The Federal Reserve Bank in the U.S., the agency responsible for monetary policy and a host of related duties, produces two semi-annual reports each year to update the Congress on its activities. Its chairman, Jerome Powell, must then sit before Congress for two days to review the report and answer any queries that any attending Congressman might have. These sessions are generally cut and dried affairs, dealing with arcane financial matters and potential economic impacts, but this time around, Mr. Powell was actually queried about cryptocurrencies and their impact on policy.
The hearing went its normal course for the first day. Powell dealt with issues related to inflation, slow economic growth, and risks on the global scene that might impact the U.S. economy. In Powell’s own words:
Potential downside risks to international financial stability include a downturn in global growth, political and policy uncertainty, an intensification of trade tensions and broadening stress in emerging market economies. Volatility in financial markets and increased concerns about global growth made the appropriate extent and timing of future rate increases more uncertain than earlier.
The important message was that the Fed was going to be “patient” going forward. There would be no more interest rate hikes until data suggested that its normalization policy should be resumed. Once more, in Powell’s own words:
When I say we’re going to be patient, what that really means is we’re in no rush to make a judgment about changes in policy. We’re going to allow…the data to come in. I think we’re in a very good place to do that.
The crypto “surprises” occurred on Day Two. The first crypto related question, perhaps more in the form of a statement, came from Rep. Warren Davidson from Ohio. His concern was that innovation might be suffocated by what he called the lack of “regulatory clarity”. He felt more clarity would be a good thing, help the nascent crypto industry to thrive, and go a long way to eliminating fraud, which has been pervasive in the Initial Coin Offering arena.

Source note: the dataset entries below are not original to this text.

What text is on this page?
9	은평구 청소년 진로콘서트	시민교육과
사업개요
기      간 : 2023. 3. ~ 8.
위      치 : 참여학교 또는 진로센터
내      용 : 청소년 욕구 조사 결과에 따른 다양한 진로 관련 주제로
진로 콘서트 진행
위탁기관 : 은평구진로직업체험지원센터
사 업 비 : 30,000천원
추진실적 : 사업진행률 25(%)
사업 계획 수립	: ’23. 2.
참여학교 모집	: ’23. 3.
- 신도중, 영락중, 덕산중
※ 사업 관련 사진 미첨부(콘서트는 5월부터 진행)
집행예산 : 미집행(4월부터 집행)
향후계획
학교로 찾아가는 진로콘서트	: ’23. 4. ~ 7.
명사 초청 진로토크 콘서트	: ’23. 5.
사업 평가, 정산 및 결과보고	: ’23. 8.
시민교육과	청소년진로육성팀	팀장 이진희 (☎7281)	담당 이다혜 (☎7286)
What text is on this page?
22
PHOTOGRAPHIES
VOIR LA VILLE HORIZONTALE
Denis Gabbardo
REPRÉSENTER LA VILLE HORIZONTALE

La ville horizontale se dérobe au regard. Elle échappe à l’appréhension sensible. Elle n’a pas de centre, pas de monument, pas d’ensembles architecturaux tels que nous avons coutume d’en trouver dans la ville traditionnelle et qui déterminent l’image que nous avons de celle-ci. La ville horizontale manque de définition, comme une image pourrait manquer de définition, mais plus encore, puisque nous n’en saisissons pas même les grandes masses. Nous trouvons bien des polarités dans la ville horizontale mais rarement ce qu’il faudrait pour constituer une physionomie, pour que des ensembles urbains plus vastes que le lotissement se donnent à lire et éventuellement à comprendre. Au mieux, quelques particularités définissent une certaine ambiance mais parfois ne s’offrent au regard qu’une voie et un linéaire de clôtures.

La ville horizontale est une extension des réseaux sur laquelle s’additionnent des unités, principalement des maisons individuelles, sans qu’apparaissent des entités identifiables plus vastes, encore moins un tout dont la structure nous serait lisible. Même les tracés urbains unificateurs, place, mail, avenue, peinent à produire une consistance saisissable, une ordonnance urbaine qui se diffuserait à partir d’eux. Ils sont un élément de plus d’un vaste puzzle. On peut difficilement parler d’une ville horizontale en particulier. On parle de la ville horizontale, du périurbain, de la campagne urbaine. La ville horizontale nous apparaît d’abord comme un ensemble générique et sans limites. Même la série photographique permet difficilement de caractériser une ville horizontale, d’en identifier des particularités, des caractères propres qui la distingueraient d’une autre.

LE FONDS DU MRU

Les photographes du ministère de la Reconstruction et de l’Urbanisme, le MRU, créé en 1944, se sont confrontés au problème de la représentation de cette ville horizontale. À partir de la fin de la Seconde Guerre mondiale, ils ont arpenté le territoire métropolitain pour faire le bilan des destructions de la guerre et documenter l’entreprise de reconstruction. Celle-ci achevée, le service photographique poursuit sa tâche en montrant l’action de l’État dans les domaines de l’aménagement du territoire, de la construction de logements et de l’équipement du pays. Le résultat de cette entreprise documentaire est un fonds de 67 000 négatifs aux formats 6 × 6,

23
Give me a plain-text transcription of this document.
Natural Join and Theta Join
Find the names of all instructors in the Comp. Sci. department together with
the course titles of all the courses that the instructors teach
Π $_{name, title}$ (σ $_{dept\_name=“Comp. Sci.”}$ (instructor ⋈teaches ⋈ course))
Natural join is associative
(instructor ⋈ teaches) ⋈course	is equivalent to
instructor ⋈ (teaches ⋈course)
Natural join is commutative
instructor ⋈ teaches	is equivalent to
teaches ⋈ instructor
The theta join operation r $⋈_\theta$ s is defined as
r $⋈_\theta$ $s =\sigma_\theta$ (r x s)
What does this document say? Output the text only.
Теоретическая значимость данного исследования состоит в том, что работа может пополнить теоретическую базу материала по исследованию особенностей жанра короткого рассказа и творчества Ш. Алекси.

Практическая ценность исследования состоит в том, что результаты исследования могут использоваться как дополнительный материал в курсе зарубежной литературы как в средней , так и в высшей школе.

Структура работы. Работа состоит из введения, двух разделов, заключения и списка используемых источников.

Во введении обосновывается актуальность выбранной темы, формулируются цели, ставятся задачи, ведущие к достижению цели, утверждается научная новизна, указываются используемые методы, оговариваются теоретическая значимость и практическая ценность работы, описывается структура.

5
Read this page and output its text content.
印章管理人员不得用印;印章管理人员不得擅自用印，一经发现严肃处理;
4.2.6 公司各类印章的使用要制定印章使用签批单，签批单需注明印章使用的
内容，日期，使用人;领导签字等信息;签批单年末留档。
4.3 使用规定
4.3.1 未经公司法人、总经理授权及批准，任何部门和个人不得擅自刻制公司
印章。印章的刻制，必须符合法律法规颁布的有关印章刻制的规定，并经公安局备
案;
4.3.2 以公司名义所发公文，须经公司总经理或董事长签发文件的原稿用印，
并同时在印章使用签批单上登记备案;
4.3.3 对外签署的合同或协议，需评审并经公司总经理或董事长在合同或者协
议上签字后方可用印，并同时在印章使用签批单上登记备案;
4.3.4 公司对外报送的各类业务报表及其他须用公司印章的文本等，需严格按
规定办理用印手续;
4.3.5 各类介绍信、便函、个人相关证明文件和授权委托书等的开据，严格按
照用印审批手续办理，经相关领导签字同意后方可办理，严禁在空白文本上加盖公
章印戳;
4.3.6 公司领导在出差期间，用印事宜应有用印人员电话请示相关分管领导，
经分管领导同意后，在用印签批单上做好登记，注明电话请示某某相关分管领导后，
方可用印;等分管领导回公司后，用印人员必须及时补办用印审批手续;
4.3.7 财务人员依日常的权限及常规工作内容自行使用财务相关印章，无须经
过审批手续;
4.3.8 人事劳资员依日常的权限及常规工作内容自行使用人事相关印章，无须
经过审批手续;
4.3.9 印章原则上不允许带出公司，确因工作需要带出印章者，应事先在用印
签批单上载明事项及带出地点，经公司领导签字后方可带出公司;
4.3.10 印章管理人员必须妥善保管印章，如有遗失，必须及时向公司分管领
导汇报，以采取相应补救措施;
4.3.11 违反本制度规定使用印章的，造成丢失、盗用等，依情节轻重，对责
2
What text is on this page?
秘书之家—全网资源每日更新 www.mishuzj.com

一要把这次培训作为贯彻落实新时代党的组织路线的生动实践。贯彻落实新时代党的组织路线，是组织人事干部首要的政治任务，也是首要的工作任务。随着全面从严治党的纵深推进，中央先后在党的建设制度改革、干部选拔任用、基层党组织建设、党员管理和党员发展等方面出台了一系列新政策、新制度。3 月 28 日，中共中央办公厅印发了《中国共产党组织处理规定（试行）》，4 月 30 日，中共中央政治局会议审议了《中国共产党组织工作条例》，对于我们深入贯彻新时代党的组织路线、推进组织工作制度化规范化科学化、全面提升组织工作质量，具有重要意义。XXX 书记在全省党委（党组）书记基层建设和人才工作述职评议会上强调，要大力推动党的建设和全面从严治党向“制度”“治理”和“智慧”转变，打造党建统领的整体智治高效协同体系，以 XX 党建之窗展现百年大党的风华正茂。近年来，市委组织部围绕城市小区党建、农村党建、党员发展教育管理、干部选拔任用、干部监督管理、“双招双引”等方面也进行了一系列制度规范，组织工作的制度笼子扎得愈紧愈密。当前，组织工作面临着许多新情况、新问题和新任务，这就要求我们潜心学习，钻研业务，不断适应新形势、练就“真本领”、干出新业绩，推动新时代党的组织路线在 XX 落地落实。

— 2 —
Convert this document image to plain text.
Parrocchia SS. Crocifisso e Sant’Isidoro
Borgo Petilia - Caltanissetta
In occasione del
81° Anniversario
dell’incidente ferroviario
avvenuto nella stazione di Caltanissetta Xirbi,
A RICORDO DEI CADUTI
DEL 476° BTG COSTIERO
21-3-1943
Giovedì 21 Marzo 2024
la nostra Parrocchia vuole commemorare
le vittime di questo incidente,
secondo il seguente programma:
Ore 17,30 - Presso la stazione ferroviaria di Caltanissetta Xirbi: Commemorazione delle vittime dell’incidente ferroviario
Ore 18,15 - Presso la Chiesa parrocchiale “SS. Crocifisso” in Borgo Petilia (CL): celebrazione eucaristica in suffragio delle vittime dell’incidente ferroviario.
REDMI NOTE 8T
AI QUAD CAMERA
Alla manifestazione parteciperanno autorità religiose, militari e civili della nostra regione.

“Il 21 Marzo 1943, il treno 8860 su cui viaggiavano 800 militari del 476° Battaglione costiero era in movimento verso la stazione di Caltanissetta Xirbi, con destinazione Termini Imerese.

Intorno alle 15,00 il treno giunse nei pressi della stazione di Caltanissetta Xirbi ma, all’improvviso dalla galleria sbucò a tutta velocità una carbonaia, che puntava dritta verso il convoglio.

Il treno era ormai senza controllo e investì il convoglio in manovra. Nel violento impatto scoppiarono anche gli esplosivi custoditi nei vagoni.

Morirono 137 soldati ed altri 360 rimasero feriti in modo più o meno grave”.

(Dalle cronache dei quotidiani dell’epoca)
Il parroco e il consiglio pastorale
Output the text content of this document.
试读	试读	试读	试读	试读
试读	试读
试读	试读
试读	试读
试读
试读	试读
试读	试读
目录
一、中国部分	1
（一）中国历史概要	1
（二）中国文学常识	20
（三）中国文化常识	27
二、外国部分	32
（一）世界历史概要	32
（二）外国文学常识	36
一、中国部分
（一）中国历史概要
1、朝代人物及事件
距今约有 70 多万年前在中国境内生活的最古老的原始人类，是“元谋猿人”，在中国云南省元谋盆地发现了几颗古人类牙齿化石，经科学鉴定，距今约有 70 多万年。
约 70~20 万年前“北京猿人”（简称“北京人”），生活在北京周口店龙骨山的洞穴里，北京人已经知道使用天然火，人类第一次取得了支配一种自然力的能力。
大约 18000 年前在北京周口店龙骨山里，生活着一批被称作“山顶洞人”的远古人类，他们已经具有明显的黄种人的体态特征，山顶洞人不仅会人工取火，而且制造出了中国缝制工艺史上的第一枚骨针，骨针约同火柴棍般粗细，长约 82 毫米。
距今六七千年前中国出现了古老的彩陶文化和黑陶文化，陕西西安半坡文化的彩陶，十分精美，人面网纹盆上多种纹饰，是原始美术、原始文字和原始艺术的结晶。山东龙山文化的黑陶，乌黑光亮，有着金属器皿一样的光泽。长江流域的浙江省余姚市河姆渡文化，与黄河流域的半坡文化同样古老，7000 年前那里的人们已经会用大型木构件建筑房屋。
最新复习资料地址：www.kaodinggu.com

Davidson’s next point was more curious and illustrated a level of understanding as to how Bitcoins in circulation are controlled tightly, as opposed to our national fiat currency money supply, which has been expanded greatly over the past few decades. The Fed has long had an inflation target of 2%, but cryptocurrencies typically “have pre-determined inflation rates that can never be increased.” For example, Bitcoin has a scheduled inflation rate for 2020 of 1.8% and should actually decline from that base over the subsequent four year period.
Later in the session, Rep. Barry Loudermilk asked if crytocurrencies had factored into any Fed decisions regarding monetary policy. Powell’s responses were measured, but to paraphrase his comments:
Digital currencies do not have a significant effect on the monetary policy in the short term. The reason why the effect is considered minimal is that people are currently not using these tokens for making purchases in the economy… Since the digital currencies have not yet broken into the mainstream economy, they pose no significant effect on the direction that the inflation rates of the American and global economies take.
And there you have it from the nation’s Number One banker – cryptocurrencies are not significant enough in the near term to influence monetary policy or have a direct or even indirect impact on inflation estimates. As for regulatory clarity, the chairman neatly sidestepped this issue, but he is fully aware that there are a number of initiatives in process in other agencies to achieve this purpose, independent of his offices.